Every great magic trick consists of three acts. The first act is called The Pledge: the magician shows you something ordinary, but of course, it probably isn’t. The second act is called The Turn. The magician makes his ordinary something do something extraordinary. Now, if you’re looking for the secret…you won’t find it. That’s why there’s a third act, called The Prestige. This is the part with the twists and turns, where lives hang in the balance, and you see something shocking you’ve never seen before.
Of course, that’s from another great Christopher Nolan film called The Prestige. But what Nolan does with Inception is nothing short of brilliance. Inception is Nolan showing you these same three acts with such disarming dexterity that if you don’t gape during the end credits then you probably need help.
First is The Pledge. We are shown something ordinary which probably isn’t all that ordinary. A man is washed ashore probably reminding you of Jason Bourne. Then you slowly get the hint that things are not exactly normal when Nolan jumps across time and offers little pieces of information about his concept that by now you are concentrating really hard to get hold of the happenings.
The concept of creating dreams at will, invading dreams and planting ideas seems all surreal[sic] at first. It’s all simple, stupid and brilliant at the same time that at one point Cobb(Leonardo Di Caprio) asks a matter of fact question,”Do you ever remember the beginning of a dream?” No. Quite similarly, we would like to ask Nolan how this idea originated. We probably know the answer already and we would be tempted to joke with him asking if someone planted this idea in his mind and how it took shape and rose into this gargantuan concept called Inception.

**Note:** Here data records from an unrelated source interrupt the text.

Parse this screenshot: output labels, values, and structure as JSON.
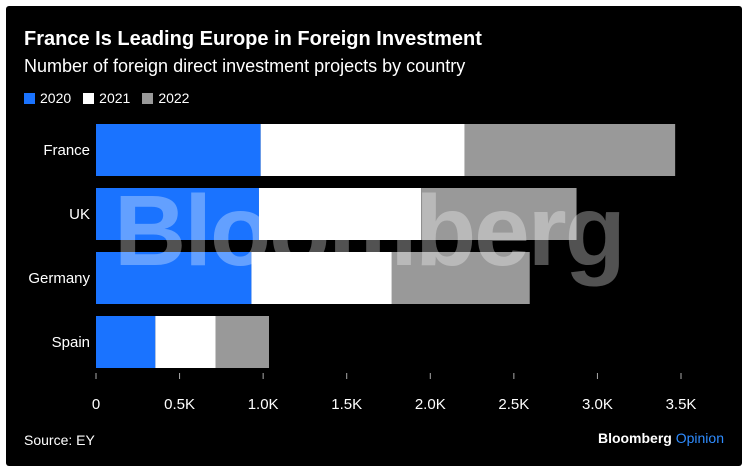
{
  "chart_data": {
    "type": "bar",
    "orientation": "horizontal",
    "stacked": true,
    "title": "France Is Leading Europe in Foreign Investment",
    "subtitle": "Number of foreign direct investment projects by country",
    "categories": [
      "France",
      "UK",
      "Germany",
      "Spain"
    ],
    "series": [
      {
        "name": "2020",
        "color": "#1a73ff",
        "values": [
          985,
          975,
          930,
          355
        ]
      },
      {
        "name": "2021",
        "color": "#ffffff",
        "values": [
          1220,
          970,
          840,
          360
        ]
      },
      {
        "name": "2022",
        "color": "#999999",
        "values": [
          1260,
          930,
          825,
          320
        ]
      }
    ],
    "xlim": [
      0,
      3500
    ],
    "xticks": [
      {
        "value": 0,
        "label": "0"
      },
      {
        "value": 500,
        "label": "0.5K"
      },
      {
        "value": 1000,
        "label": "1.0K"
      },
      {
        "value": 1500,
        "label": "1.5K"
      },
      {
        "value": 2000,
        "label": "2.0K"
      },
      {
        "value": 2500,
        "label": "2.5K"
      },
      {
        "value": 3000,
        "label": "3.0K"
      },
      {
        "value": 3500,
        "label": "3.5K"
      }
    ],
    "legend_position": "top-left",
    "grid": false
  },
  "source": "Source: EY",
  "brand": {
    "name": "Bloomberg",
    "suffix": "Opinion"
  },
  "watermark": "Bloomberg"
}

Next comes The Turn. You see the building blocks of the concept for which extraordinary is an understatement. This phase you see through the eyes of Ariadne(Ellen Page) as she is taken under the tutelage of Cobb as the architect of the dreams for their next mission. A million questions pop up in your mind about the mechanics of this world of dreams and Nolan attempts to answer each one of those with lessons to Ariadne(Here is another tangent we can go with – Ariadne in Greek mythology, The House of Asterion, dreams, the thin line between the real world and the artificial world). Who designs the world in these dreams? Who populates them? What happens when the subconscious is disturbed by entering into the conscious realm within a dream? How do you fall without gravity? How do you wake yourself up or when do you realize to wake up? I have to say the totem idea is one masterstroke. All that constitutes The Turn.
Ultimately, for almost the whole of the post interval portion, Nolan shows us The Prestige. Like it says, this is the part with all the twists and turns when the planned mission goes all wrong. This is where lives hang in balance and in some cases, quite literally. There is a subplot throughout the movie, probably the only plot involving a deep character study that till the end, despite the movie’s theme remains emotionally disconnected. Quite the contrary to what it tries to achieve. But as we fall further into the dream scape, this sequence comes alive, and will probably turn into the most heavily discussed portion of the film. That intriguing character becomes the deus ex machina in the larger scheme of things that forms The Prestige.
Inception deserves at least three viewings, maybe even to spot some of those flaws that aren’t obvious the first time. It’s a film that will attract lot of discussions and writings for some time to come and quite deservedly so. Chris Nolan is a magician, he may not be the best director ever -far from it, but he is a visionary. I can’t remember the last time I had such a jolting experience in a movie theater. Inception gave all that and more.